Outreach Activities: A distributed real-time physics analysis of simulated CMS Jet and Missing ET data was demonstrated at the SuperComputing 2002 conference, as part a wider Grid-based CMS data production run and demonstration being conducted at the time. This demonstration was shown to interested attendees who passed by the Center for Advanced Computing Research (CACR) Booth at SC2002. It involved practical use of several of the CAIGEE architectural components, as developed under the auspices of this project. In detail, the demonstration used distributed databases at Caltech, CERN and UCSD to distribute selection queries via the Clarens server. These queries created virtual data collections at these sites, which were subsequently moved across the WAN using a specially enhanced TCP/IP stack (FAST TCP), and rendered in real time on the analysis client workstation in Baltimore. A similar demonstration, also using software components developed for CAIGEE, was show at the Internet2 Fall meeting in September 2002 in Amsterdam. This demonstration's purpose was to preview two aspects Grid-enabled analysis of general interest to LHC: distributed data data access with local processing, and distributed processing with local access to results.
Journal Publications:
Other Specific Products:
http://pcbunn.cacr.caltech.edu/GAE/GAE.htm
This site provides a general overview and links to work on the Grid Analysis Environment for the LHC Experiments, and in particular draws heavily on material proposed in, and developed in the context of, the CAIGEE proposal (Award 0218937), which is the topic of this Report.
Contributions:
Contributions within Discipline:
The CAIGEE project is playing a leading role in the prototyping and development of a Grid-based global system for LHC analysis. We have been the first to demonstrate, in the LHC community, with real world examples, the benefit that the integration of traditional and newer analysis tools brings. In particular, the CAIGEE architecture is the most advanced and widely recognized in the field.

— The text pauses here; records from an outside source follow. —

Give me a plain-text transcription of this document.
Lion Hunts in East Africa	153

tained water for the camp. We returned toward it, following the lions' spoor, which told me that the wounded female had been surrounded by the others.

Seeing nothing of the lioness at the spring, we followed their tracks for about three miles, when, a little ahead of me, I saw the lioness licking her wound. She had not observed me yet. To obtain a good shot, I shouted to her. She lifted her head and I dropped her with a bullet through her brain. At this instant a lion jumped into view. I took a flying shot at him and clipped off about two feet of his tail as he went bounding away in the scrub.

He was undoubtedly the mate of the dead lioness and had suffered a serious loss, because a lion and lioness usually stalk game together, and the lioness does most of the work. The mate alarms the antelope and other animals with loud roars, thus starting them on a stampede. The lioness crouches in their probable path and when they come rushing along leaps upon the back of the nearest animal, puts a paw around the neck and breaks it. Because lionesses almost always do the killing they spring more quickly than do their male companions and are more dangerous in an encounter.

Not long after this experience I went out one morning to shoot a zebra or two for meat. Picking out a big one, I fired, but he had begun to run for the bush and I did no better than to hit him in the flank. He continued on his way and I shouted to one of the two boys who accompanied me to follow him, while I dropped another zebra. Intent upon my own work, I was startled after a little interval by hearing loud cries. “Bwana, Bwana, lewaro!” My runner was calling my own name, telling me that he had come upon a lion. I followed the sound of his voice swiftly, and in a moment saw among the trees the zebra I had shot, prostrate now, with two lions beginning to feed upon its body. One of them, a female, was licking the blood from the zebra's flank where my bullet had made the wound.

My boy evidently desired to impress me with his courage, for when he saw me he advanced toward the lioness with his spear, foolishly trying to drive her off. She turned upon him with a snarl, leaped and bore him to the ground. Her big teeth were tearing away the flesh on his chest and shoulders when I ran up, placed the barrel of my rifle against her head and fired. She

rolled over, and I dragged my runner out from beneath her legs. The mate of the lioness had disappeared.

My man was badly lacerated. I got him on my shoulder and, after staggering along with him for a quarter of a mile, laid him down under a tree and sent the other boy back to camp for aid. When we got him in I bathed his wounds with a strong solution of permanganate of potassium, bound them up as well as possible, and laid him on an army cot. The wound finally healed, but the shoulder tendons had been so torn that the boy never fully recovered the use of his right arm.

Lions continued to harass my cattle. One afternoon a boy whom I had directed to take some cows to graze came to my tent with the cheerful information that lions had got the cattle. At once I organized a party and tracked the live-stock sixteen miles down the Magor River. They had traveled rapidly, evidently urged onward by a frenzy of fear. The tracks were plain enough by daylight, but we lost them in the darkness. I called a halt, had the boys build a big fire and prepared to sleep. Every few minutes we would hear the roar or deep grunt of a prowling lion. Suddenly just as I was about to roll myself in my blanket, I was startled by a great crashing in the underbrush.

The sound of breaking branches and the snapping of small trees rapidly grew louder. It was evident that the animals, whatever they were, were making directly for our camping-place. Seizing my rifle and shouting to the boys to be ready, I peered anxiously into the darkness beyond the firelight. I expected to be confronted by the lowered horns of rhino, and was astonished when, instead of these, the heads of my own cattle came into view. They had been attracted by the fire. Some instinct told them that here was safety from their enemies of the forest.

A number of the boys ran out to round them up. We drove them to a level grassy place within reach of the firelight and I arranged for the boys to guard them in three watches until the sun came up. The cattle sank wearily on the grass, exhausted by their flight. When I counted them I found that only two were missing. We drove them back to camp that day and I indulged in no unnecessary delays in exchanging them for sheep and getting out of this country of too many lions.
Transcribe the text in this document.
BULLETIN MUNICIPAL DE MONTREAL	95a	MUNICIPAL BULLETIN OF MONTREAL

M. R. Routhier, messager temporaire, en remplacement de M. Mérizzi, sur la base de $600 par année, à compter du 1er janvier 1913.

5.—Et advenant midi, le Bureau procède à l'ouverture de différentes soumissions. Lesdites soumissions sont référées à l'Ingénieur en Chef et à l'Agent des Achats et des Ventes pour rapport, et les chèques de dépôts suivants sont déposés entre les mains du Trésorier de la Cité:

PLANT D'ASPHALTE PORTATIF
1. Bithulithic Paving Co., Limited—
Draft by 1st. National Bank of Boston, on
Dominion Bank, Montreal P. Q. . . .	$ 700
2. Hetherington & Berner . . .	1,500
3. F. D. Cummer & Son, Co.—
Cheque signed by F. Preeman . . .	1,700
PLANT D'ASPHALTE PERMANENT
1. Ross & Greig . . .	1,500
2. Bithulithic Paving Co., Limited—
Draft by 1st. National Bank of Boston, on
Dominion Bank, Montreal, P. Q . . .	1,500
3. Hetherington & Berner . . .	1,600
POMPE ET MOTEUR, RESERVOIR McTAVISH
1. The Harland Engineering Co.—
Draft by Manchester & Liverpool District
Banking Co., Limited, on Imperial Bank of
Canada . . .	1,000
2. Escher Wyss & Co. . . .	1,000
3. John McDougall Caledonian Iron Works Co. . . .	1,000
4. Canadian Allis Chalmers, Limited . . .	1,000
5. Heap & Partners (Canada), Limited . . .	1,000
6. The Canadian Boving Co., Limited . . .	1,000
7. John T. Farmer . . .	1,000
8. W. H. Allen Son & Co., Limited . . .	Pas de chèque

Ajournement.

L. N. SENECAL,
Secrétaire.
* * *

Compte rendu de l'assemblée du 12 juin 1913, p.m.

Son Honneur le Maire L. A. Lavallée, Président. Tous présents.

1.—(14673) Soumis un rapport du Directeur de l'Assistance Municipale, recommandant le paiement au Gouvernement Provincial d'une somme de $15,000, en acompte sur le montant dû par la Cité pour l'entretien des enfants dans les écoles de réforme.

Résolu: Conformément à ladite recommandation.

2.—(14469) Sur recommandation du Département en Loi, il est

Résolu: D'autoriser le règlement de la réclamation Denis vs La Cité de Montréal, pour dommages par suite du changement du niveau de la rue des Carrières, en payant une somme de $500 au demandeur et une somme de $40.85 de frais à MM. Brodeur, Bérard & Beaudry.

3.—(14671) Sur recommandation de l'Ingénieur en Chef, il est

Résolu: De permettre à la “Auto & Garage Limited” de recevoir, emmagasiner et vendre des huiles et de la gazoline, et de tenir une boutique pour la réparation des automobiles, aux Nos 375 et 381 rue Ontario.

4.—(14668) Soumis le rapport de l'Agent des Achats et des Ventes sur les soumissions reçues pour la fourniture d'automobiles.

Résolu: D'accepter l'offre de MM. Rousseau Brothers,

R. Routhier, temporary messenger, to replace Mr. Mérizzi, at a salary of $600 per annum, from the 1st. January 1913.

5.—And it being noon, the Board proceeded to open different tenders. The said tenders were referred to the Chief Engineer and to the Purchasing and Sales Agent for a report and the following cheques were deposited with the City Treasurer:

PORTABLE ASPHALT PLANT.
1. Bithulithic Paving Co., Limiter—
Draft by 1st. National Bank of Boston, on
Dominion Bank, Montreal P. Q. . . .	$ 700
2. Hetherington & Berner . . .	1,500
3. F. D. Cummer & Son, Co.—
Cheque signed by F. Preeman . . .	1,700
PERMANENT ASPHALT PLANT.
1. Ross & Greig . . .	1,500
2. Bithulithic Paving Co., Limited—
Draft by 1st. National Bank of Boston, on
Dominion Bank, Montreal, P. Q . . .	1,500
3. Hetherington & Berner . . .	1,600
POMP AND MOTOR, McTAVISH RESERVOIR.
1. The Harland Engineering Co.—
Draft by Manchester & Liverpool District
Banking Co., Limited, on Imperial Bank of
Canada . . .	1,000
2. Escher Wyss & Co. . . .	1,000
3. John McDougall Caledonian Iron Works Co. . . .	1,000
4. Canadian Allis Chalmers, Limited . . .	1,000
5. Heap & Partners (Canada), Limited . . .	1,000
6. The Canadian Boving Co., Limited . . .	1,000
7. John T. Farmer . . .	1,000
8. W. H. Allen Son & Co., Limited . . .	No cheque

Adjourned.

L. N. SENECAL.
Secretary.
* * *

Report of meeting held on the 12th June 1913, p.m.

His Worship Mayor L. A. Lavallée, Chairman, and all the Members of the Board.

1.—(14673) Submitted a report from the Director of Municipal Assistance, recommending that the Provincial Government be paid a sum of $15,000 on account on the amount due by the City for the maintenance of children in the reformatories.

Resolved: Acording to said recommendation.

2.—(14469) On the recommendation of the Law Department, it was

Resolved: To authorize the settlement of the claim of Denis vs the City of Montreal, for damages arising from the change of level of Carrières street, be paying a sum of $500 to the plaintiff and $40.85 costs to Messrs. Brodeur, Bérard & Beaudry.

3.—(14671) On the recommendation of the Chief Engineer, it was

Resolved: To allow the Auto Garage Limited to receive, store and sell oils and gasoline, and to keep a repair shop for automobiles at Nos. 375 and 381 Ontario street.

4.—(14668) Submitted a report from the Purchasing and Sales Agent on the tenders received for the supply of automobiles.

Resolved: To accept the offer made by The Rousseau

The CAIGEE architecture and tools rely fundamentally on ubiquitous, performant, wide area networks. Our involvement in several other DoE and NSF funded projects focussed on networking, such as 'Eurolink' has allowed us to influence and in some cases, drive, the requirements for WAN development. To this end, we have set several speed records using TCP (the Internet2 Land Speed Records) in pursuit of fast solutions to distributed LHC data analysis. The ability to transfer analysis data in the WAN at rates of several Gigabits/sec significantly improves the capability and possibilities of the global Grid analysis system.
Special Requirements for Annual Project Report:
Unobligated funds: less than 20 percent of current funds